There’s a fascinating term in marine biology to describe the service that ‘cleaner fishes’ provide to other fish, including their natural predators, of removing dead skin and surface parasites; it’s called mutualism – food in exchange for a scrub. When cleaning
is underway, a wary truce is called between the cleaner and host species.
In the terrestrial world of finance, Credit Unions have long been known to collaborate with each other in a spirit of ‘co-opetition’ which is now enthusing the bigger banks as well. Is this a sign of maturity of the banks of the future, which recognise the
futility of playing a lone hand when a partner could lower the stakes? Indeed, many savants believe that co-opetition, or collaboration between rivals, may soon be the norm rather than the exception in competition.
Not that collaboration between banks is an entirely new concept. White-labelling and loan syndication have been around for decades. But the success of the shared services model has proved that co-opetition is perfectly workable on an extensive scale and
at the granular operational level. Especially for globalised operations and entry into new markets.
Besides the usual suspect, namely non-core processes, fraud/AML prevention and exchange of global regulatory information are some of the areas ripe for co-opetition.

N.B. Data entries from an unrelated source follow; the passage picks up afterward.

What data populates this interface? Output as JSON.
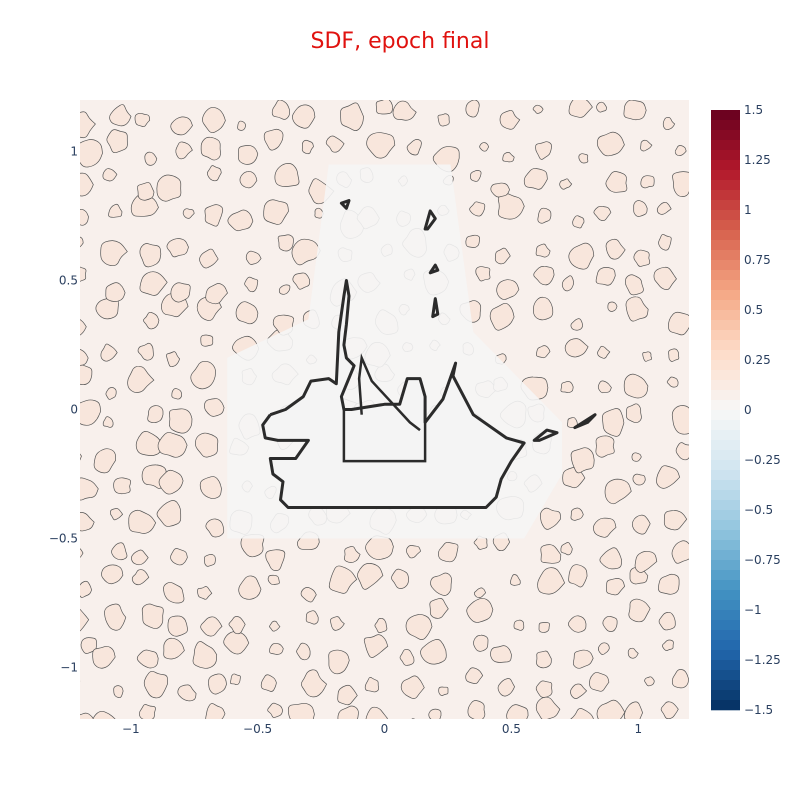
{
  "chart_data": {
    "type": "heatmap",
    "title": "SDF, epoch final",
    "title_color": "#e0120f",
    "xlabel": "",
    "ylabel": "",
    "xlim": [
      -1.2,
      1.2
    ],
    "ylim": [
      -1.2,
      1.2
    ],
    "x_ticks": [
      -1,
      -0.5,
      0,
      0.5,
      1
    ],
    "x_tick_labels": [
      "−1",
      "−0.5",
      "0",
      "0.5",
      "1"
    ],
    "y_ticks": [
      1,
      0.5,
      0,
      -0.5,
      -1
    ],
    "y_tick_labels": [
      "1",
      "0.5",
      "0",
      "−0.5",
      "−1"
    ],
    "colorbar": {
      "range": [
        -1.5,
        1.5
      ],
      "ticks": [
        1.5,
        1.25,
        1,
        0.75,
        0.5,
        0.25,
        0,
        -0.25,
        -0.5,
        -0.75,
        -1,
        -1.25,
        -1.5
      ],
      "tick_labels": [
        "1.5",
        "1.25",
        "1",
        "0.75",
        "0.5",
        "0.25",
        "0",
        "−0.25",
        "−0.5",
        "−0.75",
        "−1",
        "−1.25",
        "−1.5"
      ],
      "colorscale": [
        "#053061",
        "#2166ac",
        "#4393c3",
        "#92c5de",
        "#d1e5f0",
        "#f7f7f7",
        "#fddbc7",
        "#f4a582",
        "#d6604d",
        "#b2182b",
        "#67001f"
      ]
    },
    "background_value_color": "#f8f0ec",
    "near_zero_color": "#f5f5f5",
    "zero_level_color": "#2b2b2b",
    "contour_color": "#555555",
    "grid": false,
    "legend": "none",
    "shape_outline": [
      [
        -0.45,
        -0.02
      ],
      [
        -0.48,
        -0.06
      ],
      [
        -0.47,
        -0.11
      ],
      [
        -0.42,
        -0.12
      ],
      [
        -0.3,
        -0.12
      ],
      [
        -0.35,
        -0.19
      ],
      [
        -0.45,
        -0.19
      ],
      [
        -0.44,
        -0.25
      ],
      [
        -0.4,
        -0.28
      ],
      [
        -0.41,
        -0.35
      ],
      [
        -0.38,
        -0.38
      ],
      [
        0.0,
        -0.38
      ],
      [
        0.4,
        -0.38
      ],
      [
        0.44,
        -0.34
      ],
      [
        0.46,
        -0.27
      ],
      [
        0.5,
        -0.2
      ],
      [
        0.55,
        -0.13
      ],
      [
        0.48,
        -0.11
      ],
      [
        0.35,
        -0.02
      ],
      [
        0.27,
        0.13
      ],
      [
        0.28,
        0.18
      ],
      [
        0.23,
        0.04
      ],
      [
        0.16,
        -0.05
      ],
      [
        0.16,
        0.05
      ],
      [
        0.14,
        0.12
      ],
      [
        0.11,
        0.12
      ],
      [
        0.09,
        0.12
      ],
      [
        0.06,
        0.02
      ],
      [
        0.0,
        0.02
      ],
      [
        -0.13,
        0.0
      ],
      [
        -0.16,
        0.0
      ],
      [
        -0.17,
        0.05
      ],
      [
        -0.12,
        0.17
      ],
      [
        -0.15,
        0.2
      ],
      [
        -0.16,
        0.25
      ],
      [
        -0.15,
        0.33
      ],
      [
        -0.14,
        0.44
      ],
      [
        -0.15,
        0.5
      ],
      [
        -0.16,
        0.44
      ],
      [
        -0.18,
        0.3
      ],
      [
        -0.19,
        0.1
      ],
      [
        -0.22,
        0.12
      ],
      [
        -0.29,
        0.11
      ],
      [
        -0.32,
        0.05
      ],
      [
        -0.39,
        0.0
      ],
      [
        -0.45,
        -0.02
      ]
    ],
    "zero_level_blobs": [
      [
        [
          -0.15,
          0.78
        ],
        [
          -0.17,
          0.8
        ],
        [
          -0.14,
          0.81
        ],
        [
          -0.15,
          0.78
        ]
      ],
      [
        [
          0.16,
          0.7
        ],
        [
          0.18,
          0.77
        ],
        [
          0.2,
          0.74
        ],
        [
          0.17,
          0.7
        ]
      ],
      [
        [
          0.18,
          0.53
        ],
        [
          0.2,
          0.56
        ],
        [
          0.21,
          0.54
        ],
        [
          0.18,
          0.53
        ]
      ],
      [
        [
          0.19,
          0.36
        ],
        [
          0.2,
          0.43
        ],
        [
          0.21,
          0.37
        ],
        [
          0.19,
          0.36
        ]
      ],
      [
        [
          0.59,
          -0.12
        ],
        [
          0.64,
          -0.08
        ],
        [
          0.68,
          -0.09
        ],
        [
          0.61,
          -0.12
        ]
      ],
      [
        [
          0.75,
          -0.07
        ],
        [
          0.83,
          -0.02
        ],
        [
          0.8,
          -0.05
        ],
        [
          0.75,
          -0.07
        ]
      ]
    ]
  }
}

The catch, if you can call it that, in this otherwise win-win situation lies in agreeing to and implementing a deal that is fair to all parties. In a marriage between unequals, the larger institution may continue to act like a customer rather than a co-service
provider or worse, undermine the smaller bank’s priorities. Rather than flexing their muscles, co-opeting partners must focus on bringing discipline, governance and strategic thinking to the relationship. Demarcating the competitive space from the co-opetitive
one and establishing clear rights and responsibilities is a good place to start.
The flip side....
An old saying goes, “Keep your friends close and your enemies closer.” Is co-opetition one way of keeping a tab on your rivals? In a dog eat dog world, can we really trust our competitors? What do you say?